Big available datasets for human pose estimation (COCO, crowd_pose) do not seem to have a sophisticated guideline on how keypoints should be annotated. Both datasets mentioned do not seem to follow consistent annotation rules. E.g., keypoint visibility does sometimes include self-occlusion (a human limb occluding another of the same person) and sometimes not. Generally, keypoint visibility seems to be highly up to an individual annotators' interpretation. The following guidelines are build on the crowd_pose and COCO annotation style, describing rules for logic-consistent annotation. For annotation itself, the coco-annotator was used. Keypoint colors in showed examples are:
- dark blue: right body parts (eye, ear, shoulder, elbow, wrist, hip, knee, ankle)
- light blue: left body parts (eye, ear, shoulder, elbow, wrist, hip, knee, ankle)
- red: center body parts (nose, head, neck)
- white: marked as not visible
Skeleton features are annotated as if only the human skeleton would be visible – basically annotating the human joints.
Surface features are the eyes, ears and nose in COCO. They are annotated only if directly visible (see image above).

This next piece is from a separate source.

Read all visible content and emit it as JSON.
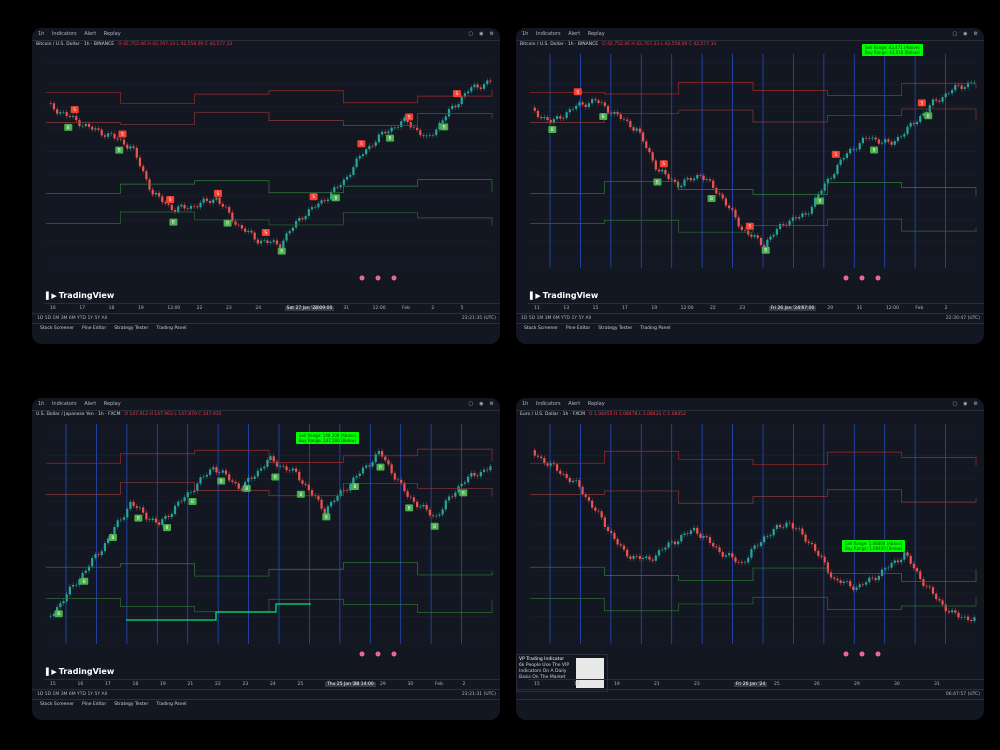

According to COCO, the visibility flag for each keypoint can have three states:
- v = 0 for not visible (=not annotated)
- v = 1 for annotated but not visible (occluded)
- v = 2 for annotated and visible
A keypoint is not visible, when it is occluded by another object or entity. A human wearing his clothes is one entity – eyes, ears and nose under a helmet count as visible. Example (white keypoints v = 1):
Not visible keypoints are annotated, if:
- 50 % of skeleton keypoints are visible
- there location can be reasonably good guessed